Collaboration between U.S., drug companies could benefit Canada: scientist
published on May 31, 2017 by CAMILLE BAINS in The Globe and Mail
A scientist says a public-private partnership aimed at developing medications that would combat overdose deaths in the United States could potentially help chronic drug users in Canada.
Nora Volkow of the National Institutes of Health said the agency has joined forces with about a dozen drug companies in the United States to try and reach the “holy grail” – the creation of a non-addictive opioid to treat chronic pain.
Pharmaceutical companies spent millions of dollars aiming for that goal and failed, but 33,000 overdose deaths in the United States in 2015 revived their interest, said Dr. Volkow, who heads the U.S. agency’s National Institute on Drug Abuse.
She said Wednesday that companies then developed other drugs, wrongly believing people could not become addicted to prescription opioids.
Dr. Volkow and her colleague Francis Collins, director of the National Institutes of Health, have published a report on their initiative in the New England Journal of Medicine.
Overdoses involving overprescribing of opioids have been a major problem in the United States, creating the need for non-addictive options, Dr. Volkow said.
“That could also benefit Canada because Canada also has a significant problem with abuse and the diversion of prescription opioids.”

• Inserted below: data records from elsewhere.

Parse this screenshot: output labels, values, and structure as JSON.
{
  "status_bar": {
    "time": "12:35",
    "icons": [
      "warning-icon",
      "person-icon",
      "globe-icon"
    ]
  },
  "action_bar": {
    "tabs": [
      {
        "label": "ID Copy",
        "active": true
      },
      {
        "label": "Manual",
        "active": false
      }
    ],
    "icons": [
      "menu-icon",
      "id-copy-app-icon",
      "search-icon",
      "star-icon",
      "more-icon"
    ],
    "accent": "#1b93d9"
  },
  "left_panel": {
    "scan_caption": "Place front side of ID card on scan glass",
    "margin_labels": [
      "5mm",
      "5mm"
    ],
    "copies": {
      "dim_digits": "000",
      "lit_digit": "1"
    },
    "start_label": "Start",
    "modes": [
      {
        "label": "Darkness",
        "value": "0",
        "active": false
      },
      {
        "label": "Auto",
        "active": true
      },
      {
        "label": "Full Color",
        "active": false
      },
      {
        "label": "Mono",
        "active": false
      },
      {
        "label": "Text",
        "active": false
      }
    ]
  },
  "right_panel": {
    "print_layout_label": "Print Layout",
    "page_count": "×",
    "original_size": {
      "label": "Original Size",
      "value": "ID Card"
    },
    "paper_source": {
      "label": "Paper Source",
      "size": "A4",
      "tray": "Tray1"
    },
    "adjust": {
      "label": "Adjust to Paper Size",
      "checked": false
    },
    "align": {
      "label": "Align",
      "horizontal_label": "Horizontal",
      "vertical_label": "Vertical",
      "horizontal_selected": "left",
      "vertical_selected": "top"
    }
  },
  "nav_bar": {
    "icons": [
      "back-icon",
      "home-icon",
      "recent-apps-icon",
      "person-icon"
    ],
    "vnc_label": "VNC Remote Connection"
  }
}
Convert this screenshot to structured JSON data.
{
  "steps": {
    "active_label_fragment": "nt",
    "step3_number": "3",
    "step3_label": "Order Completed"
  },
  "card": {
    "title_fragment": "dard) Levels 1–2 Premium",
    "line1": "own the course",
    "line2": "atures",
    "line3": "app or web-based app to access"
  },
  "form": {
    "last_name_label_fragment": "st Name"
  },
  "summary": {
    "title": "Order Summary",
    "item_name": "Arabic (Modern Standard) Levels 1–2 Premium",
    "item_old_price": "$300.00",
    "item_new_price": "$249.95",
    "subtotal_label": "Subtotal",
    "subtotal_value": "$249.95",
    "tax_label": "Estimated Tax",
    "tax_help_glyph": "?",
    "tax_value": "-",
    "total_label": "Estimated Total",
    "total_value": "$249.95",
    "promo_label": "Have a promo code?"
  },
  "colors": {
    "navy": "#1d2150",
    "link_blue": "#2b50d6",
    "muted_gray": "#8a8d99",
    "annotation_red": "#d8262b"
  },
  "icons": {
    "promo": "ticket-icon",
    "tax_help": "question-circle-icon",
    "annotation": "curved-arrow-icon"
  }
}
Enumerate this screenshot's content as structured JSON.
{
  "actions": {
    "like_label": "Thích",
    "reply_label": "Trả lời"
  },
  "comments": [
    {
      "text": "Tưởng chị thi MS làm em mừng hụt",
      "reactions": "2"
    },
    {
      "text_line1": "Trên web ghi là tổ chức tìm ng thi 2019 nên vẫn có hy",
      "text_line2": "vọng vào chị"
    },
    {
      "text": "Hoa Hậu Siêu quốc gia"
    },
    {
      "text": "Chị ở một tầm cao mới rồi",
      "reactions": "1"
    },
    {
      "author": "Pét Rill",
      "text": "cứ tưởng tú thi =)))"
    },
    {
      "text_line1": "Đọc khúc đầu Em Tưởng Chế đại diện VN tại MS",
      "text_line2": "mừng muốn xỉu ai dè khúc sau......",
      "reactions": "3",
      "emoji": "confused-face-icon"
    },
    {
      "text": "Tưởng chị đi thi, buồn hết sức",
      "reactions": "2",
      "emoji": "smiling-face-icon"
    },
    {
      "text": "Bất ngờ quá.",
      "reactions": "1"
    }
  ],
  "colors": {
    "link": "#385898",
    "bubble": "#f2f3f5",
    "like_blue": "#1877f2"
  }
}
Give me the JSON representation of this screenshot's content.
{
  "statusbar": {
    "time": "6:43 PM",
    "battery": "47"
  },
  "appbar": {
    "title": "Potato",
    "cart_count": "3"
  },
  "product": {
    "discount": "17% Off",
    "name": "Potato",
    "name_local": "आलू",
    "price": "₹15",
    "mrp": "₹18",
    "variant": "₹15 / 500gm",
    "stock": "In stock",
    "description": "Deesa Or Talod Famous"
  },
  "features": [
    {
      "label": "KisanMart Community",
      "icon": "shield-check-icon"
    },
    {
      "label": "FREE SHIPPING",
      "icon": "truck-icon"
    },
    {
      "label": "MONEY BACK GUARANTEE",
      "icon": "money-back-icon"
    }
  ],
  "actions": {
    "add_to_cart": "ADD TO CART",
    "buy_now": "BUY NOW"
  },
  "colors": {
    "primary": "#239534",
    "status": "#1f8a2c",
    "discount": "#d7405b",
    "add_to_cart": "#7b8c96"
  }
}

Dr. Volkow hailed Vancouver’s supervised injection sites to prevent overdose deaths but said a different health-care infrastructure has made that move impossible in her country.

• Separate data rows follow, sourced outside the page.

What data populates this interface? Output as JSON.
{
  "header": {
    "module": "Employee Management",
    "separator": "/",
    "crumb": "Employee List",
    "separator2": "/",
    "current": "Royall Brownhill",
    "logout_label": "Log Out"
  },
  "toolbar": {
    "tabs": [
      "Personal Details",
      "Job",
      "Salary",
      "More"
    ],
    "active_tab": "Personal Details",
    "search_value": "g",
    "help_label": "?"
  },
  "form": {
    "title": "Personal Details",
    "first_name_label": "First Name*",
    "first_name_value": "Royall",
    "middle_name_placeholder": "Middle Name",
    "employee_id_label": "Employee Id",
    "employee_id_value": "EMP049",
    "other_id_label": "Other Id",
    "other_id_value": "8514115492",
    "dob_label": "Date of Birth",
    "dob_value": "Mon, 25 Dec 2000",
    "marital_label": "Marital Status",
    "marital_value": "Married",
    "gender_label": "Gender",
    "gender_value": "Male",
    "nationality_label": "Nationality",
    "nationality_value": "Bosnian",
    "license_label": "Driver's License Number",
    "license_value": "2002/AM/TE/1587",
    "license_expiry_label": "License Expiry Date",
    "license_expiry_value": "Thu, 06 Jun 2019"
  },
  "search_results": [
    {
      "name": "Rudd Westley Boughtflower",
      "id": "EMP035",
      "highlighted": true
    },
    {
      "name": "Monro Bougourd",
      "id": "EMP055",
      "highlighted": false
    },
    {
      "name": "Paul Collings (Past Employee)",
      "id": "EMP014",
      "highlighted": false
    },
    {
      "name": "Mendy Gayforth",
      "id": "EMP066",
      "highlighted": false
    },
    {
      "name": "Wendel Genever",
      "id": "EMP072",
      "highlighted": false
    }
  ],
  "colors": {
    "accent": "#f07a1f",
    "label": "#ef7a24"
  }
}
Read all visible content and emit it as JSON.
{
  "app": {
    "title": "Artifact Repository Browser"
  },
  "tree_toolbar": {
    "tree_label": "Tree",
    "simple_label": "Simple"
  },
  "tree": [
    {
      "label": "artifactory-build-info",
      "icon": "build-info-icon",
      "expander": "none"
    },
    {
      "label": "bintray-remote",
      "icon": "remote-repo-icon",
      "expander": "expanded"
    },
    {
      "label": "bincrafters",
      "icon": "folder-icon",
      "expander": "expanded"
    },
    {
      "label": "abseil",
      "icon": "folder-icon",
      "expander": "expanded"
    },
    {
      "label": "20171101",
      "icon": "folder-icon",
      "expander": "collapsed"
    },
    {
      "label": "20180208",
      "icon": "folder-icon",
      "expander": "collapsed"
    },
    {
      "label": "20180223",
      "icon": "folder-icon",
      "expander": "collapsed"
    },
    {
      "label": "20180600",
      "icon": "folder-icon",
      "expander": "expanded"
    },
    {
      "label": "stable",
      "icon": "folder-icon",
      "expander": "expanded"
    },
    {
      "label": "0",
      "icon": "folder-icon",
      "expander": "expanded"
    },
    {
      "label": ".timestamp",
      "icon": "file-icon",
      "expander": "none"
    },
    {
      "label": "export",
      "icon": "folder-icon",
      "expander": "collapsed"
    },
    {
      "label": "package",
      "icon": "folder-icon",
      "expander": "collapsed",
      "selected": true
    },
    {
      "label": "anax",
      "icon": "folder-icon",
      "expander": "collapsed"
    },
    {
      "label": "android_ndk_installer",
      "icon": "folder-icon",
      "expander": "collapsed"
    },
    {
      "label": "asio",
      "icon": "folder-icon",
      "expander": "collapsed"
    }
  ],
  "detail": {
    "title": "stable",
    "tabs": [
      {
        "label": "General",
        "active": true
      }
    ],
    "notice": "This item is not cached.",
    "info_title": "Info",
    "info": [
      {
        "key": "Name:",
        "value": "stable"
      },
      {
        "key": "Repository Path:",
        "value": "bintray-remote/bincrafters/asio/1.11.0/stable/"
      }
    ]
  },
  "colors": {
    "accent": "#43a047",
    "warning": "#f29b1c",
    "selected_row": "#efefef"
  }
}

Science must step in to accelerate the development of interventions to try and save lives during an opioid epidemic that is destroying communities, many involving the painkiller fentanyl, she said, the partnership also aims to develop better overdose reversal and prevention strategies.
A drug that is slow-released over six months has already been approved in the United States, and plans are under way to create new medications that are also released over extended times.